Quanto [à]s despesas apresentadas, a maioria refere-se ao 2.º andar direito e não 2.º esquerdo, que foi a fração alienada, pelo que não são aceites e ainda porque:

-Ensaios Acústicos- não configuram o conceito de despesas de valorização e conservação e a localização dos trabalhos não se refere ao andar em causa;

-Faturas de obras, sem apresentação do respetivo orçamento;

-Caixilharias de alumínio- fatura com indicação de morada diferente do imóvel em causa;

-Fatura sistema vídeo- indica o andar 2.º esq.º;

-Obras no condomínio- não foram apresentados os orçamentos nem as faturas;

-Certificado energético- refere o 2.º esq.º;

-Fatura 567 e outras- referem o 2.º esq.º e algumas indicam que se referem a garrafeira, micro-ondas, forno, gaveta de aquecimento clássica, etc., bens que não configuram o conceito de despesas para efeitos da categoria G.

Pelo que, do valor declarado no quadro 4 a título de despesas vai ser aceite o valor de € 76.314,75, sendo € 20.964,75 referente ao IMT e € 55.350,00 relativo ao pagamento da mediação imobiliária.

E porque não pode haver o benefício da exclusão de tributação, pela via do reinvestimento, o quadro 5 A, não será preenchido.

Em face do acima referido, propõe-se a correção oficiosa da declaração em causa nos termos do nº4 do art.º 65.º do CIRS.”
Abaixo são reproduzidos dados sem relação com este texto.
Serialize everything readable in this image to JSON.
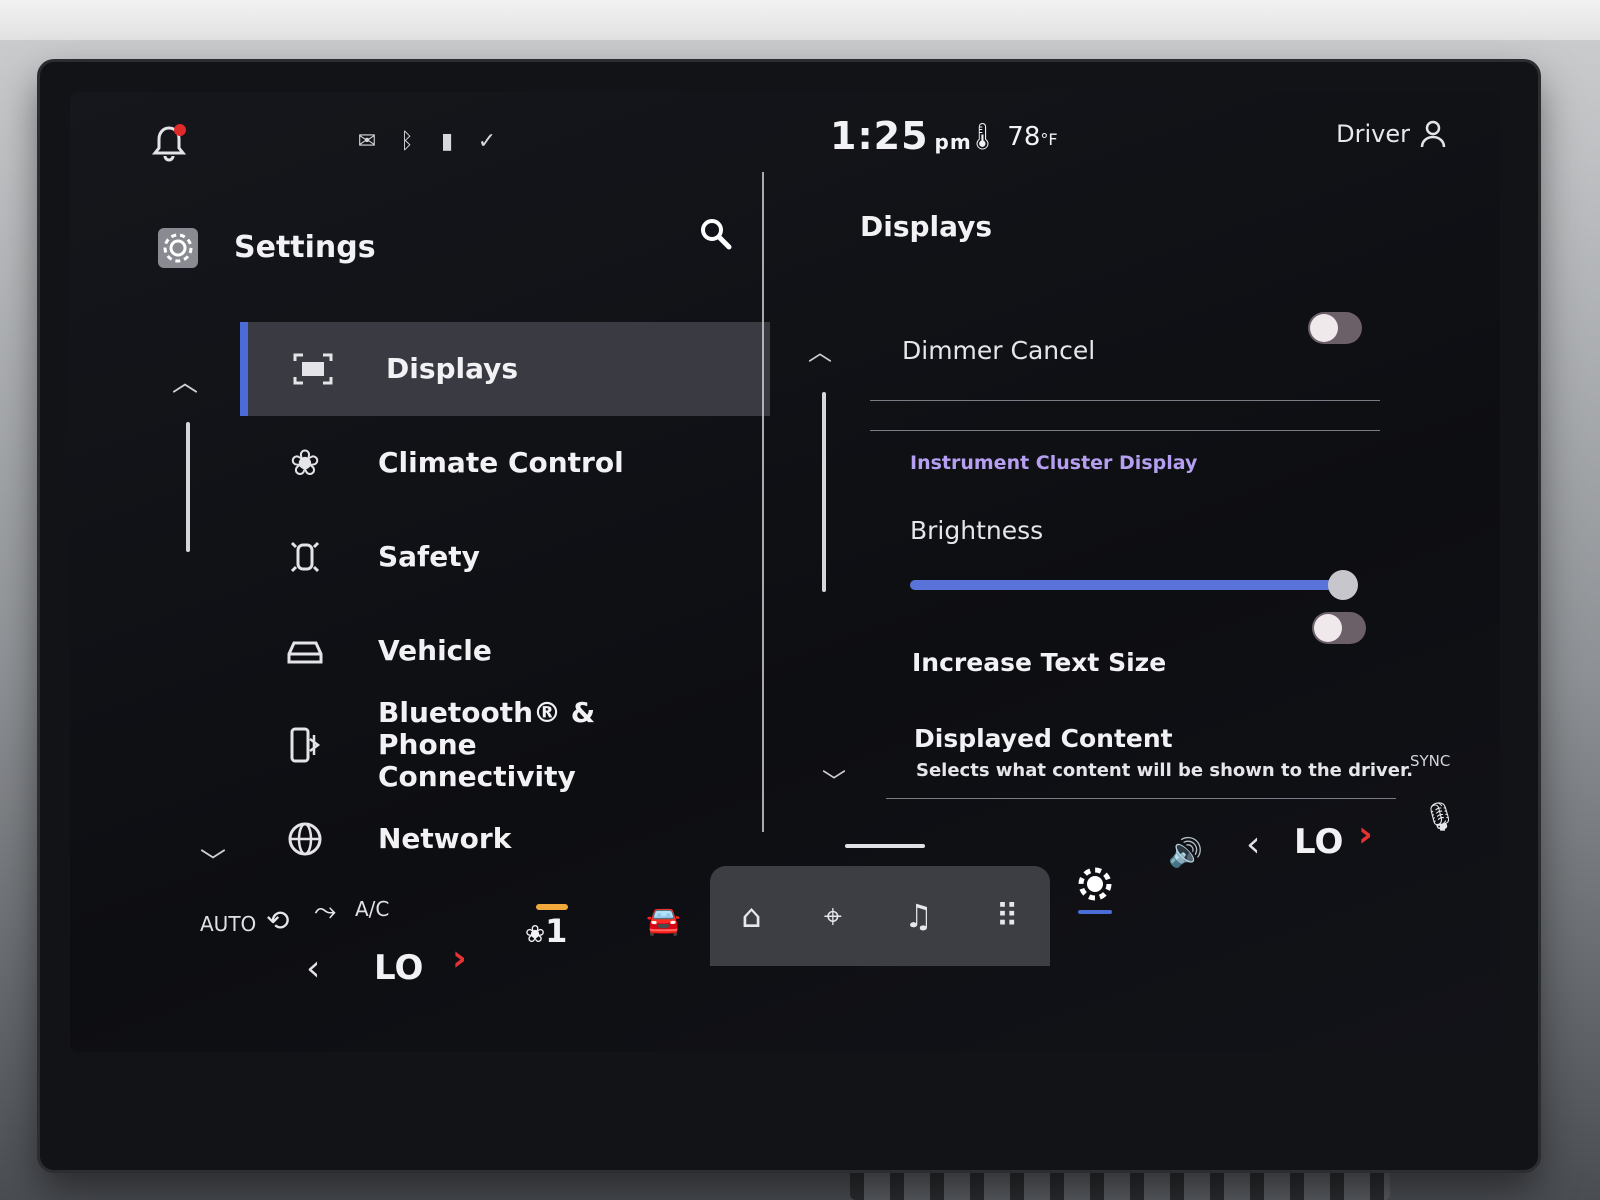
{
  "status": {
    "time": "1:25",
    "ampm": "pm",
    "temperature": "78",
    "temp_unit": "°F",
    "user": "Driver"
  },
  "left_panel": {
    "title": "Settings",
    "items": [
      {
        "label": "Displays",
        "icon": "display-icon",
        "active": true
      },
      {
        "label": "Climate Control",
        "icon": "climate-icon",
        "active": false
      },
      {
        "label": "Safety",
        "icon": "safety-icon",
        "active": false
      },
      {
        "label": "Vehicle",
        "icon": "car-icon",
        "active": false
      },
      {
        "label": "Bluetooth® & Phone Connectivity",
        "icon": "phone-bluetooth-icon",
        "active": false
      },
      {
        "label": "Network",
        "icon": "globe-icon",
        "active": false
      }
    ]
  },
  "right_panel": {
    "title": "Displays",
    "dimmer_cancel": {
      "label": "Dimmer Cancel",
      "enabled": false
    },
    "section_header": "Instrument Cluster Display",
    "brightness": {
      "label": "Brightness",
      "level": 1.0
    },
    "increase_text_size": {
      "label": "Increase Text Size",
      "enabled": false
    },
    "displayed_content": {
      "label": "Displayed Content",
      "description": "Selects what content will be shown to the driver."
    },
    "sync_label": "SYNC"
  },
  "bottom": {
    "auto_label": "AUTO",
    "ac_label": "A/C",
    "left_temp": "LO",
    "right_temp": "LO",
    "fan_speed": "1"
  },
  "colors": {
    "accent": "#4b6bd6",
    "header_purple": "#b59ff0",
    "alert_red": "#e02a2a",
    "temp_red": "#e63232",
    "fan_orange": "#f2a93b"
  }
}
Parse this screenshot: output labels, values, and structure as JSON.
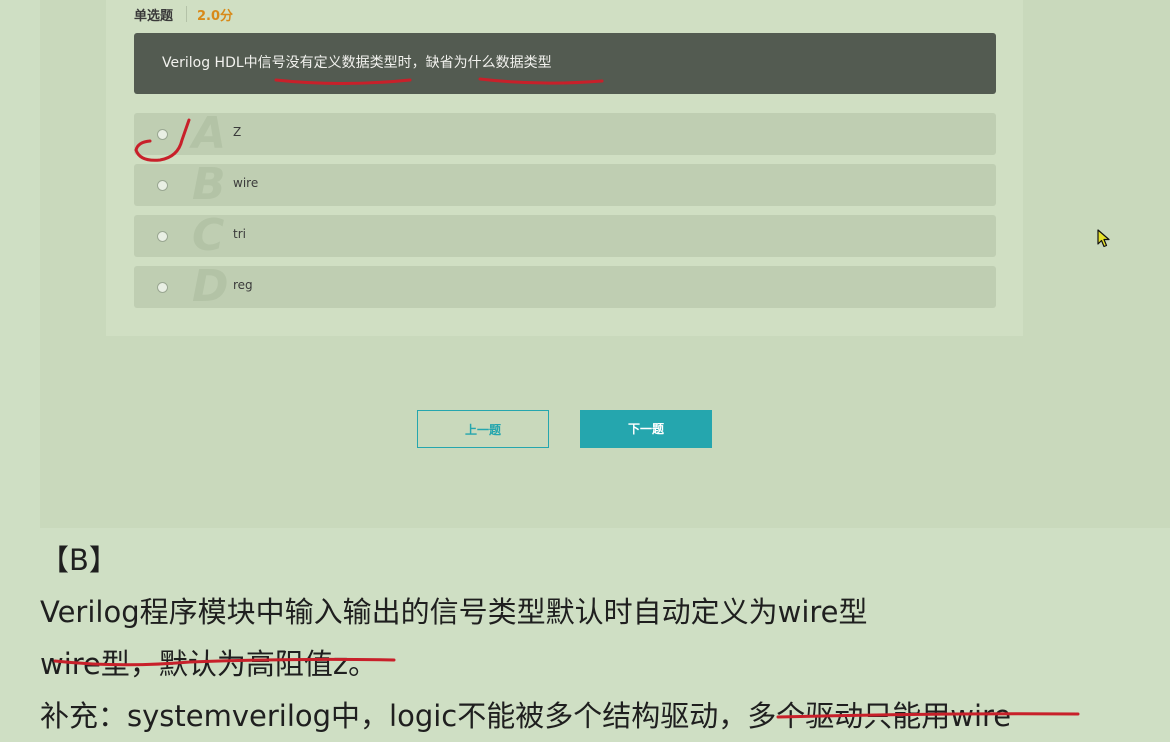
{
  "question": {
    "type_label": "单选题",
    "score": "2.0分",
    "stem": "Verilog HDL中信号没有定义数据类型时，缺省为什么数据类型"
  },
  "options": [
    {
      "letter": "A",
      "text": "Z"
    },
    {
      "letter": "B",
      "text": "wire"
    },
    {
      "letter": "C",
      "text": "tri"
    },
    {
      "letter": "D",
      "text": "reg"
    }
  ],
  "nav": {
    "prev_label": "上一题",
    "next_label": "下一题"
  },
  "notes": {
    "answer": "【B】",
    "line1": "Verilog程序模块中输入输出的信号类型默认时自动定义为wire型",
    "line2": "wire型，默认为高阻值z。",
    "line3": "补充：systemverilog中，logic不能被多个结构驱动，多个驱动只能用wire"
  },
  "colors": {
    "accent": "#25a6ae",
    "score": "#d88a19",
    "annotation": "#c8202a",
    "stem_bg": "#535b51"
  },
  "icons": {
    "cursor": "mouse-pointer-icon"
  }
}
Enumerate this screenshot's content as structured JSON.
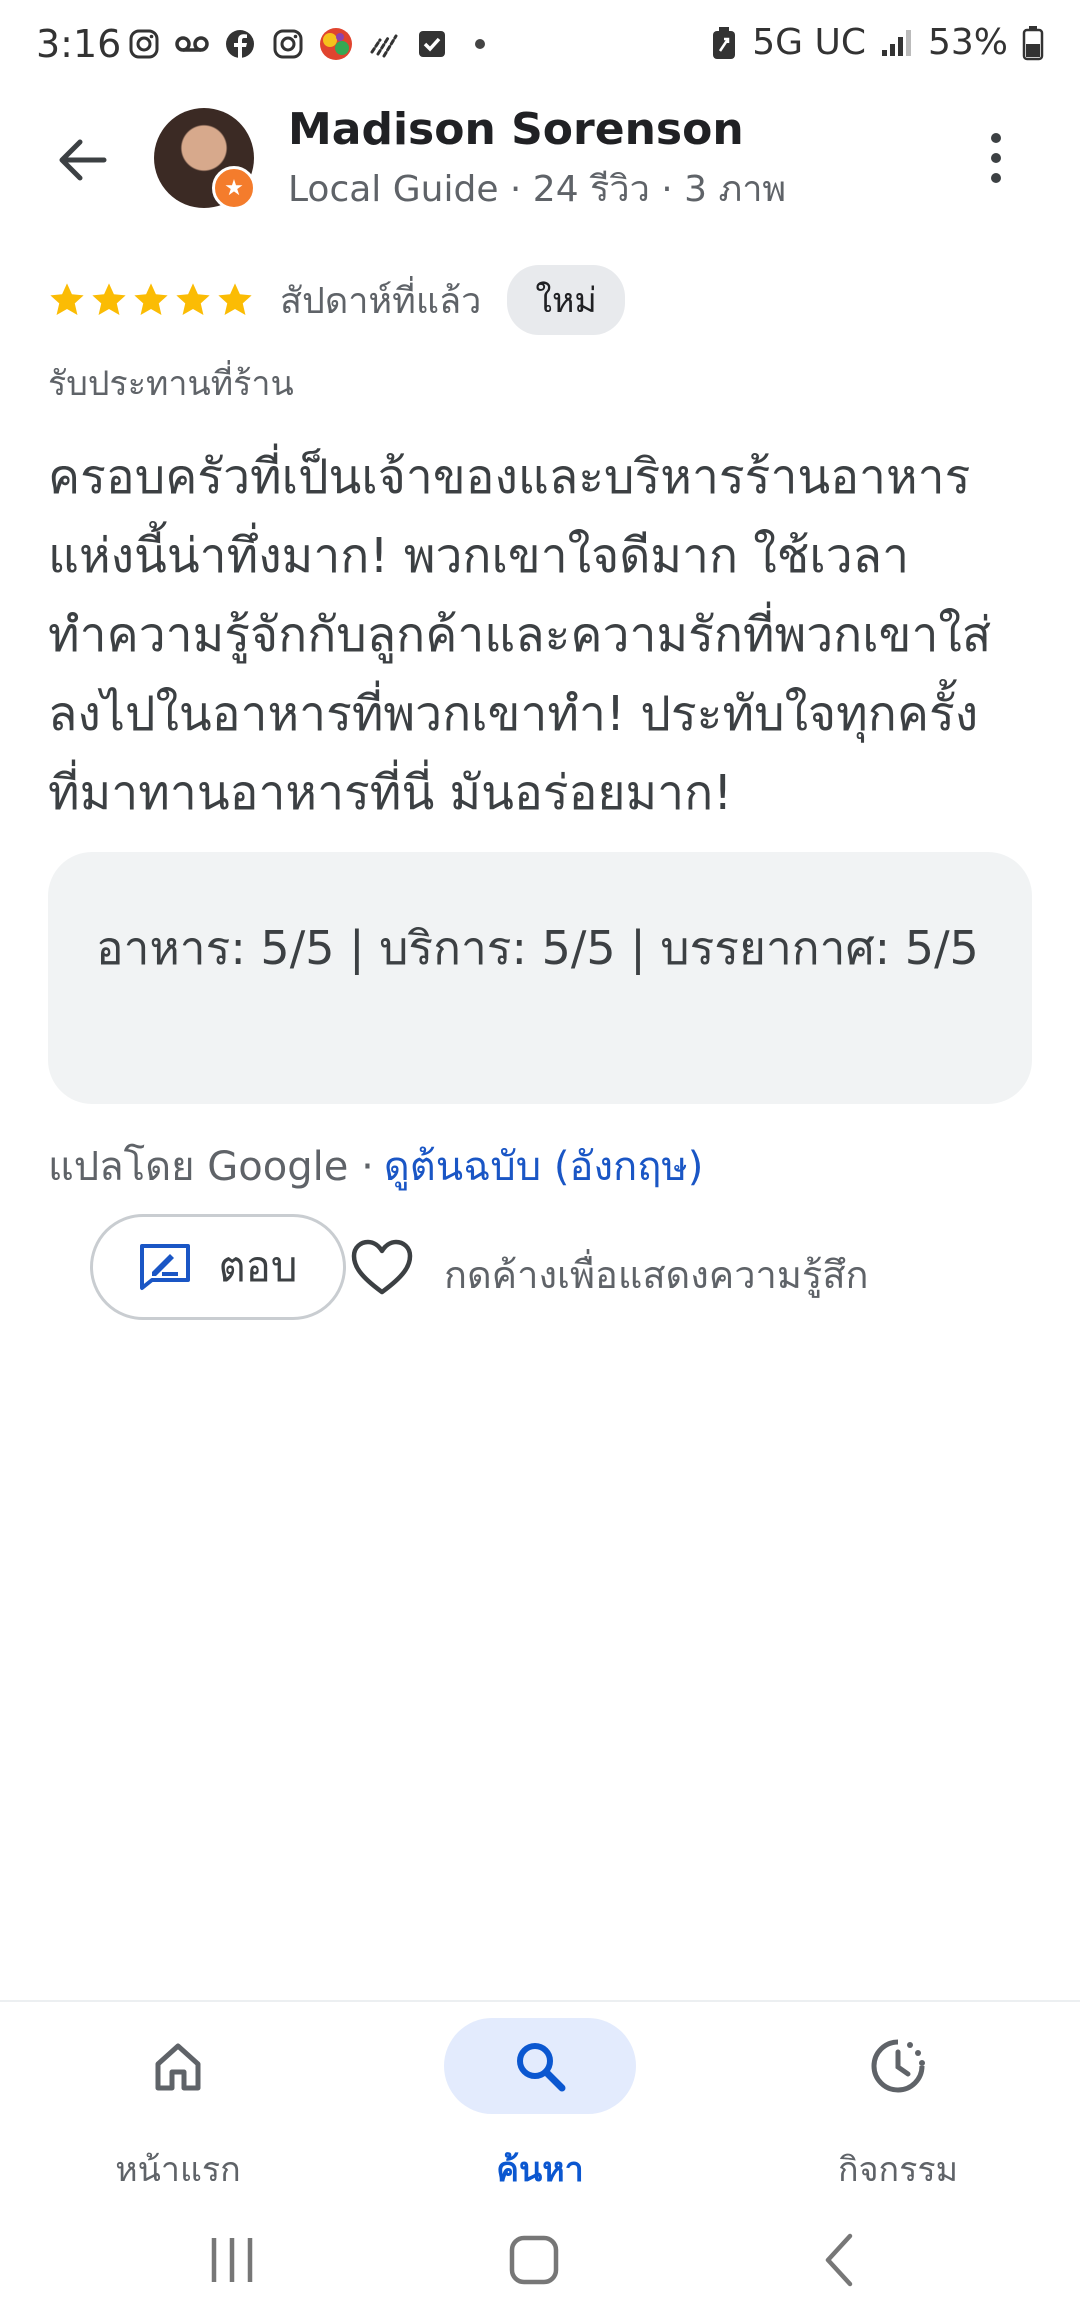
{
  "status_bar": {
    "time": "3:16",
    "network": "5G UC",
    "battery": "53%",
    "notification_icons": [
      "instagram-icon",
      "voicemail-icon",
      "facebook-icon",
      "instagram-icon",
      "game-app-icon",
      "signal-app-icon",
      "checkbox-app-icon"
    ]
  },
  "header": {
    "name": "Madison Sorenson",
    "meta": "Local Guide · 24 รีวิว · 3 ภาพ",
    "avatar_badge": "★"
  },
  "review": {
    "rating": 5,
    "when": "สัปดาห์ที่แล้ว",
    "new_badge": "ใหม่",
    "context": "รับประทานที่ร้าน",
    "text": "ครอบครัวที่เป็นเจ้าของและบริหารร้านอาหารแห่งนี้น่าทึ่งมาก! พวกเขาใจดีมาก ใช้เวลาทำความรู้จักกับลูกค้าและความรักที่พวกเขาใส่ลงไปในอาหารที่พวกเขาทำ! ประทับใจทุกครั้งที่มาทานอาหารที่นี่ มันอร่อยมาก!",
    "scores": "อาหาร: 5/5  |  บริการ: 5/5  |  บรรยากาศ: 5/5",
    "translated_by": "แปลโดย Google ·",
    "view_original": "ดูต้นฉบับ (อังกฤษ)"
  },
  "actions": {
    "reply_label": "ตอบ",
    "react_hint": "กดค้างเพื่อแสดงความรู้สึก"
  },
  "bottom_nav": {
    "items": [
      {
        "label": "หน้าแรก",
        "icon": "home-icon"
      },
      {
        "label": "ค้นหา",
        "icon": "search-icon",
        "active": true
      },
      {
        "label": "กิจกรรม",
        "icon": "activity-icon"
      }
    ]
  },
  "colors": {
    "accent": "#0b57d0",
    "star": "#fbbc04",
    "link": "#1a56c5"
  }
}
  1. Em 7 de fevereiro de 2023, foi apresentada pelos Requerentes a declaração de IRS n.º ...-2021-...-..., com alteração aos valores declarados no anexo G, da qual resultou a liquidação [adicional] n.º 2023..., referente ao IRS de 2021, pelo valor de € 85 735,81, que já inclui juros compensatórios de € 2 040,72 – cf. PA.
  2. Inconformados com a liquidação adicional de IRS, os Requerentes apresentaram reclamação graciosa (n.º 2023... –...2023...), que veio a ser parcialmente deferida, por despacho de 14 de setembro de 2023, do Chefe de Divisão de Direção de Finanças (ao abrigo de subdelegação de competências). Do total de € 245 711,81 de despesas e encargos declarados pelo Requerente, referentes à fração E, não foram aceites € 166 197,06 (€ 245 711,81 - € 79 514,75) – cf. Documento 6 e PA.
  3. A parte das despesas que foi aceite, de € 79 514,75, respeita ao IMT e Imposto do Selo suportados com a aquisição da fração E e à comissão de mediação imobiliária – cf. Documento 6 e PA.
  4. Constam como fundamentos da decisão da reclamação graciosa, com relevância para os autos, os seguidamente transcritos – cf. Documento 6 e PA:

V – DESCRIÇÃO SUCINTA DOS FACTOS

19. A 31/10/2022, os reclamantes submeteram a declaração modelo 3 de IRS com referência ao ano de 2021, n.º ...-2021-...-..., com os anexos B, G, J e L.

20.            A referida declaração foi objeto de divergência (D39), referente a Alienação de imóveis não declarada ou necessidade de comprovação dos valores das despesas, valor de alienação, data de aquisição dos imóveis alienados ou afetação a atividade profissional.

21. Após o prazo para audição prévia de 15 dias, e com base da documentação apresentada, a AT, concluiu pela elaboração do Documento de Correção.

22. Tendo a 07-02-2023, sido recolhida a declaração n.º ...-2021-... -..., com alteração aos valores declarados no anexo G, da qual resultou a liquidação n.º 2023 ... do IRS do ano de 2021, no valor a pagar de € 85.735,81, com juros compensatórios incluídos no valor de € 2.040,72, objeto do presente pedido de revisão oficiosa.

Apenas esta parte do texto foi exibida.